Smale recommends consulting an attorney experienced in both M&A litigation matters and antitrust laws to review the terms and conditions of the contract.

Certainly, the SEC’s thumbs-down on the WTW-Aon merger is instructive. Board members should beware transactions involving peer competitors that unfurl a red flag, as the many months involved in closing the deal will consume substantial financial resources.

As Kasnet put it, “No one wants a surprise, so I expect that many positive combinations may be delayed until the picture is clear.”

Doing the New Due Diligence

As in past acquisition binges, the fear of missing out can compel unwise transactions. The pace of dealmaking in 2021 may be creating that type of frenzy. As of June, global mergers and acquisitions in 2021 totaled a record $2.4 trillion, up 158 percent from the same period last year, according to a report by Refinitiv Deals Intelligence. As the velocity of deals increases and a good portion of dealmaking remains in a virtual and remote setting, M&A due diligence is becoming “shorter, faster and with less lead time,” said Dan Hawkins, CEO at board advisory firm Summit Leadership Partners. “If any due diligence on the [target’s] management team takes place, it is often an hour of time with each person and is surface at best.”

It’s easy to trip when you run too fast and can’t see the ground below. Today’s accelerated dealmaking environment is occurring on such terrain, the M&A advisors and experts contend. Nevertheless, the board can suggest ways to finish the deal and finish it well.

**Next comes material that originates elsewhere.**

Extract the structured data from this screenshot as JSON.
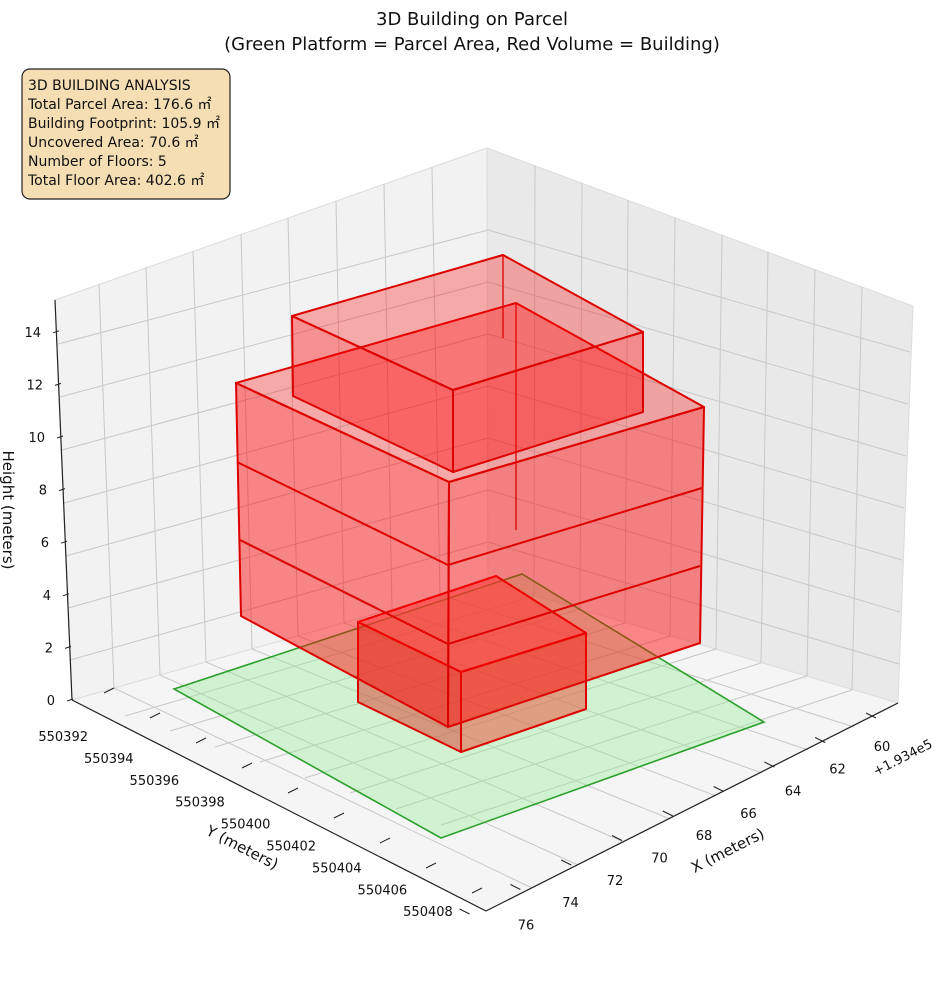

For example, Thomas Smale, board member at LTV Fund, recommends spreading the due diligence across functions. “Every function, like operations, HR, IT, supply chain and so on, should be tasked to spend some time with their counterpart at the target company,” he said. “To assess the flexibility of work, the HR leader at the acquirer can discuss the subject with the HR leader at the target. To determine the levels of digital readiness and cybersecurity, the CISOs, CIOs and/or chief data officers at both companies can get together and converse.”

It’s a solid idea, one that boards should promote to safeguard that nothing is swept under the rug, including the newer issues dominating modern due diligence. “The board’s most important task in an M&A transaction is making sure the deal is a clear strategic fit,” said Smale. “To do that, members need to know everything that just might stand in the way of achieving the strategy.”

Kasnet has a similar opinion. “It used to be that growing for the sake of getting bigger was a reason to acquire or merge; that’s no longer something board members should be comfortable with, not anymore,” he said. “Bigger is better when it comes to income, not necessarily size. Anything that can affect future income needs to be on the board agenda.”